In a lot of ways, Carpenter is an icy minimalist. The tracks on Lost Themes are built on heavy repetition, on melodic figures repeated so many times that they get under your skin. But Carpenter is a rock dude at heart. Before he made movies, he played guitar in late-’60s frat-party cover bands, and he met Kurt Russell, the De Niro to his Scorsese, when he cast him in a made-for-TV Elvis biopic in 1978. There’s a sense of blues progression to some of the tracks on Lost Themes, and there’s a bleary metallic guitar that rears up every so often. The tracks don’t just needle away at you, either. They build. There’s a dramatic rising action to all of them; they go places. Carpenter has talked about the tracks as soundtracks to imaginary movies, and a couple of times, my wife has walked downstairs while I’ve been listening to it and asked me what movie I’m watching. Even if he doesn’t make movies anymore, Carpenter is still a storyteller, and the way the songs move towards a climax mirrors the way a movie would. The songs establish a mood, and they build from there. I can’t remember the last time I heard an instrumental album quite this riveting. These tracks refuse to sit still, and there’s an internal logic in the way they ratchet up the tension. It’s an album for driving empty city streets late at night, for imagining yourself into a movie of your own life. And it’s too bad Carpenter doesn’t make movies anymore; you can’t help but envision the scenes that this music could soundtrack.
Lost Themes is out now on Sacred Bones. Stream it here.
Other albums of note out this week:
• Title Fight’s sad-guitar post-post-hardcore movie Hyperview.
• Mount Eerie’s cold, heavy-hearted auteurist lo-fi double album Sauna.
• Bob Dylan’s improbable Sinatra tribute Shadows In The Night.
• New Robert Pollard project Ricked Wicky’s debut album I Sell The Circus.
• The Staves’ Justin Vernon-produced If I Was.
• Nite Fields’ stark postpunk debut Depersonlisation.
• All We Are’s elegant self-titled retro-funk debut.
• Feature Films’ lush, emotive self-titled debut.

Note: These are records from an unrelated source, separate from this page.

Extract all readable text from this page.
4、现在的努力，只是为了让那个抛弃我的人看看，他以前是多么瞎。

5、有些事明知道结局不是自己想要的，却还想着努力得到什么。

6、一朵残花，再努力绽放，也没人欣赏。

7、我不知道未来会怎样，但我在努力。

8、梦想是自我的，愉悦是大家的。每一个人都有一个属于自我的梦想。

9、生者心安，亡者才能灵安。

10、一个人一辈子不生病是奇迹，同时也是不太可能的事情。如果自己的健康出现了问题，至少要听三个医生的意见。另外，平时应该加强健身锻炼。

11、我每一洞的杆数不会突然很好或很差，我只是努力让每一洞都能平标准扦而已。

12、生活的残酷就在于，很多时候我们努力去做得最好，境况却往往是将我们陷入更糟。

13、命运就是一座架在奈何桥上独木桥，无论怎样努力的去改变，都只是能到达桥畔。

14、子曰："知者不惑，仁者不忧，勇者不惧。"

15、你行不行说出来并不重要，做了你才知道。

• Say Lou Lou’s glittering studio-popper Lucid Dreaming.
• Interpol guitarist Daniel Kessler’s Big Noble side-project debut First Light.
• Murder By Death’s dramatic roots-rocker Big Dark Love.

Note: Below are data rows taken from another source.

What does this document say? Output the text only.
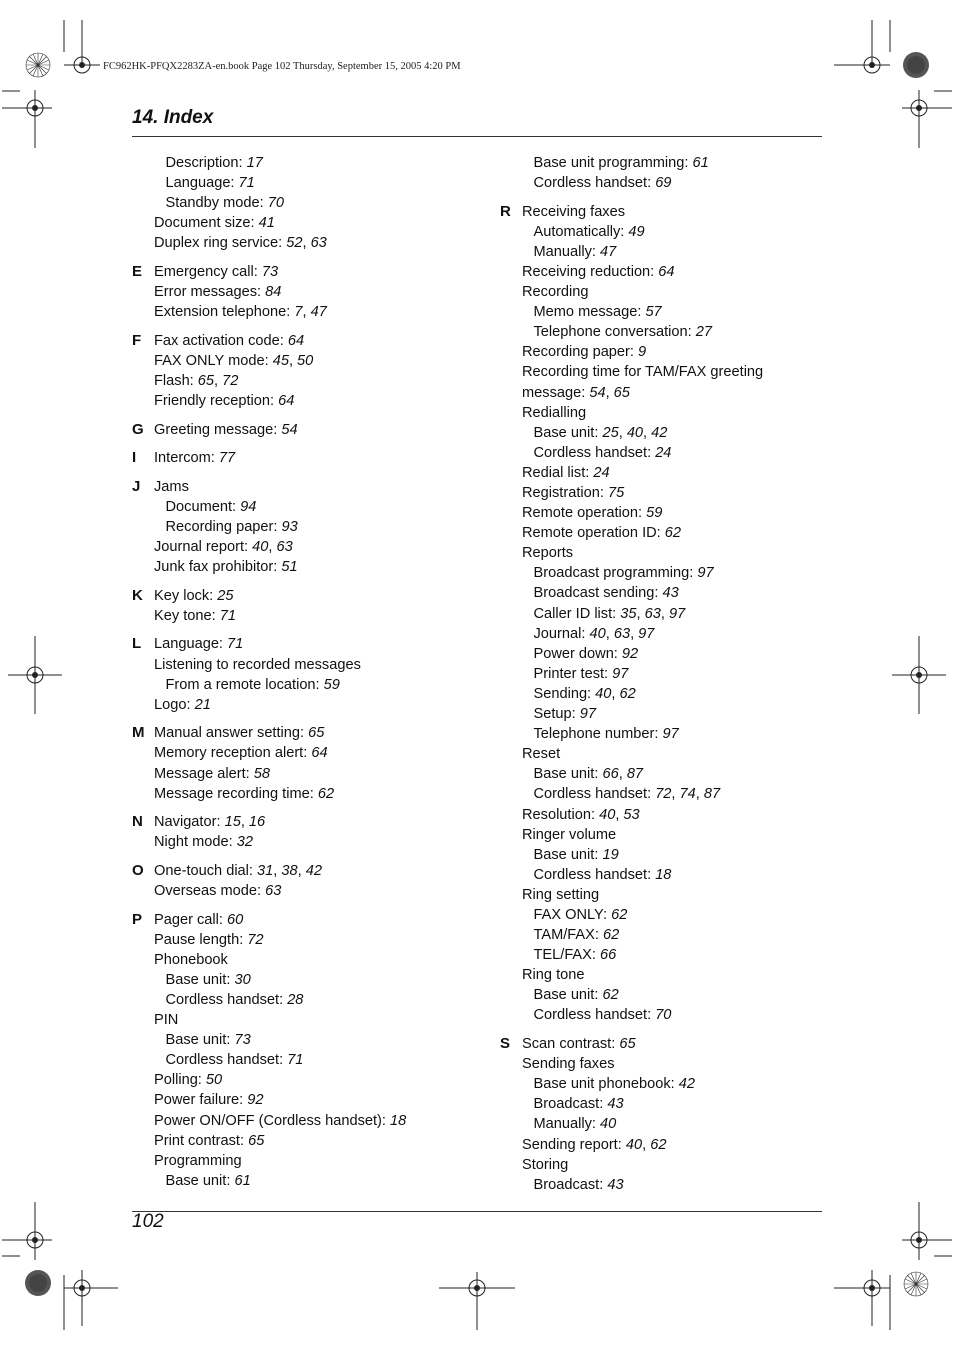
FC962HK-PFQX2283ZA-en.book Page 102 Thursday, September 15, 2005 4:20 PM
14. Index
Description: 17
Language: 71
Standby mode: 70
Document size: 41
Duplex ring service: 52, 63
E Emergency call: 73
Error messages: 84
Extension telephone: 7, 47
F Fax activation code: 64
FAX ONLY mode: 45, 50
Flash: 65, 72
Friendly reception: 64
G Greeting message: 54
I	Intercom: 77
J Jams
Document: 94
Recording paper: 93
Journal report: 40, 63
Junk fax prohibitor: 51
K Key lock: 25
Key tone: 71
L Language: 71
Listening to recorded messages
From a remote location: 59
Logo: 21
M Manual answer setting: 65
Memory reception alert: 64
Message alert: 58
Message recording time: 62
N Navigator: 15, 16
Night mode: 32
O One-touch dial: 31, 38, 42
Overseas mode: 63
P Pager call: 60
Pause length: 72
Phonebook
Base unit: 30
Cordless handset: 28
PIN
Base unit: 73
Cordless handset: 71
Polling: 50
Power failure: 92
Power ON/OFF (Cordless handset): 18
Print contrast: 65
Programming
Base unit: 61
Base unit programming: 61
Cordless handset: 69
R Receiving faxes
Automatically: 49
Manually: 47
Receiving reduction: 64
Recording
Memo message: 57
Telephone conversation: 27
Recording paper: 9
Recording time for TAM/FAX greeting
message: 54, 65
Redialling
Base unit: 25, 40, 42
Cordless handset: 24
Redial list: 24
Registration: 75
Remote operation: 59
Remote operation ID: 62
Reports
Broadcast programming: 97
Broadcast sending: 43
Caller ID list: 35, 63, 97
Journal: 40, 63, 97
Power down: 92
Printer test: 97
Sending: 40, 62
Setup: 97
Telephone number: 97
Reset
Base unit: 66, 87
Cordless handset: 72, 74, 87
Resolution: 40, 53
Ringer volume
Base unit: 19
Cordless handset: 18
Ring setting
FAX ONLY: 62
TAM/FAX: 62
TEL/FAX: 66
Ring tone
Base unit: 62
Cordless handset: 70
S Scan contrast: 65
Sending faxes
Base unit phonebook: 42
Broadcast: 43
Manually: 40
Sending report: 40, 62
Storing
Broadcast: 43
102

• Two Gallants’ craggy blues-punker We Are Undone.
• Fulgora’s death-grind smasher Stratagem.
• Sun Hotel’s erudite indie rocker Rational Expectations.
• Kind Of Like Spitting and Warren Franklin & The Founding Fathers’ split LP It’s Always Nice To See You.
• The punk rock benefit compilation Strength In Weakness.
• Hiss Golden Messenger’s Southern Grammar EP.
• S. Carey’s Supermoon EP.
• Open Mike Eagle’s A Special Episode Of EP.